Summary: Meta, led by CEO Mark Zuckerberg, is investing billions in Nvidia’s H100 graphics cards to build a massive compute infrastructure for AI research and projects. By end of 2024, Meta aims to have 350,000 of these GPUs, with total expenditures potentially reaching $9 billion. This move is part of Meta’s focus on developing artificial general intelligence (AGI), competing with firms like OpenAI and Google’s DeepMind. The company’s AI and computing investments are a key part of its 2024 budget, emphasizing AI as their largest investment area.
Who isn’t at this point? Feels like every player in AI is buying thousands of Nvidia enterprise cards.

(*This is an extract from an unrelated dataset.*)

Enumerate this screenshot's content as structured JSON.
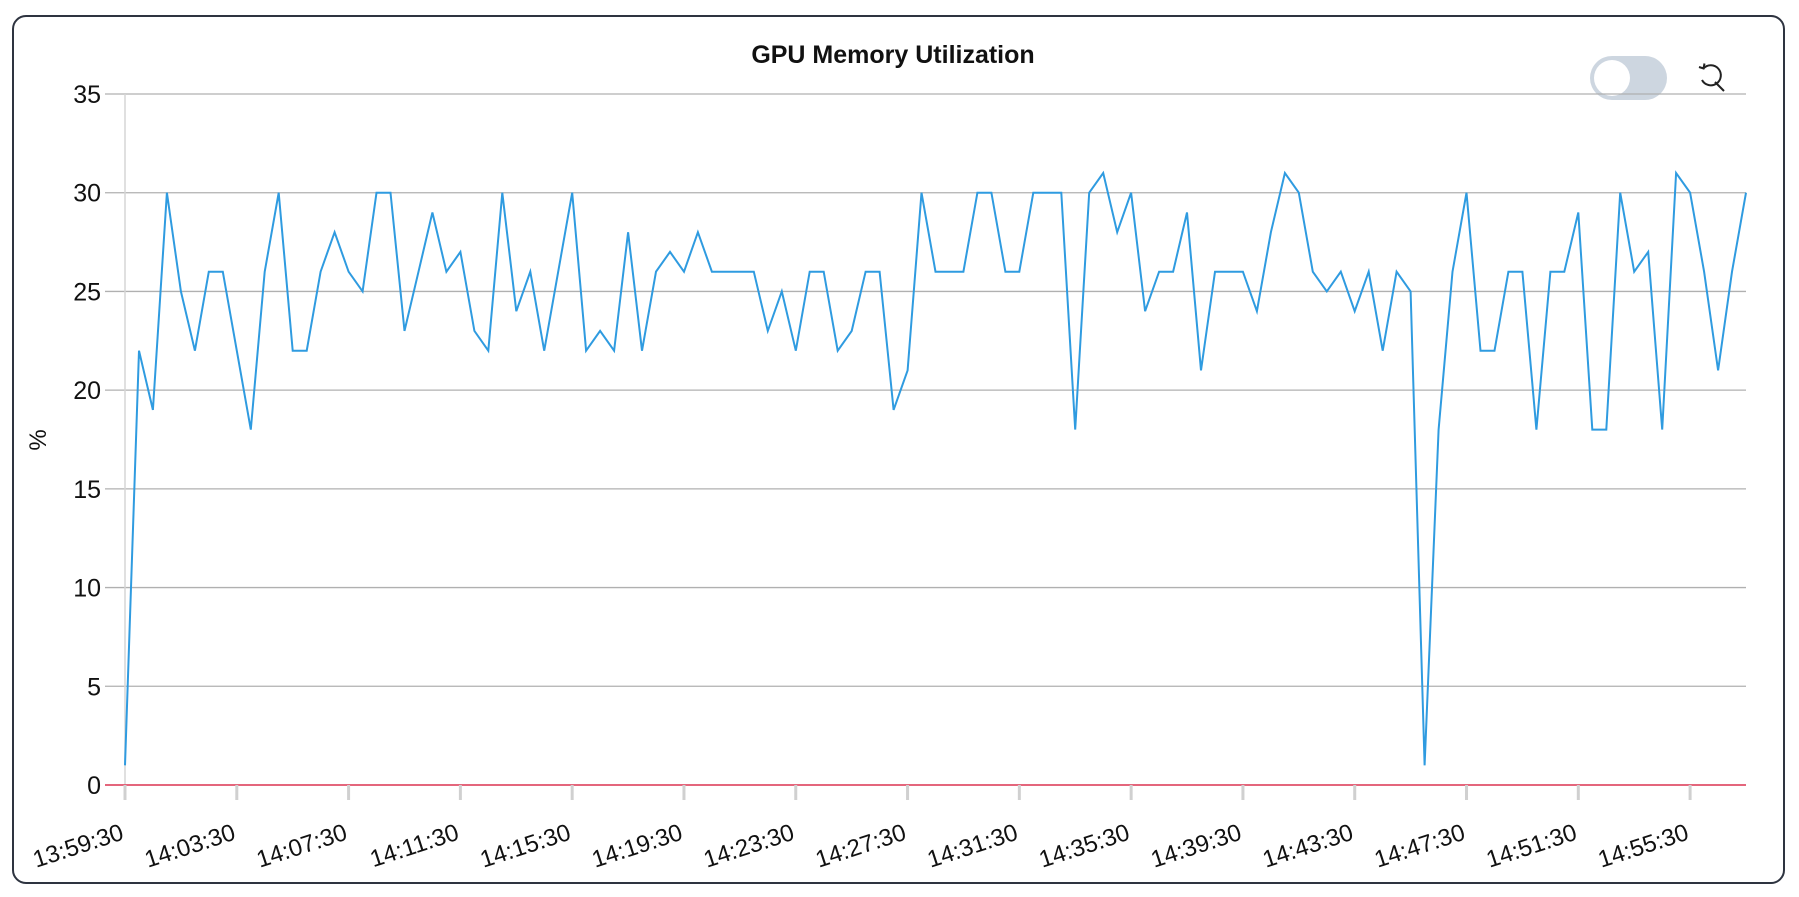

The equivalent of 600k H100s seems pretty extreme though. IDK how many OpenAI has access to, but it’s estimated they “only” used 25k to train GPT4. OpenAI has, in the past, claimed the diminishing returns on just scaling their model past GPT4s size probably isn’t worth it. So, maybe Meta is planning on experimenting with new ANN architectures, or planning on mass deployment of models?
The estimated training time for GPT-4 is 90 days though.
Assuming you could scale that linearly with the amount of hardware, you’d get it down to about 3.5 days. From four times a year to twice a week.
If you’re scrambling to get ahead of the competition, being able to iterate that quickly could very much be worth the money.
Or they just have too much money.
Which will be solved by them spending it.
Might be a bit of a tell that they think they have something.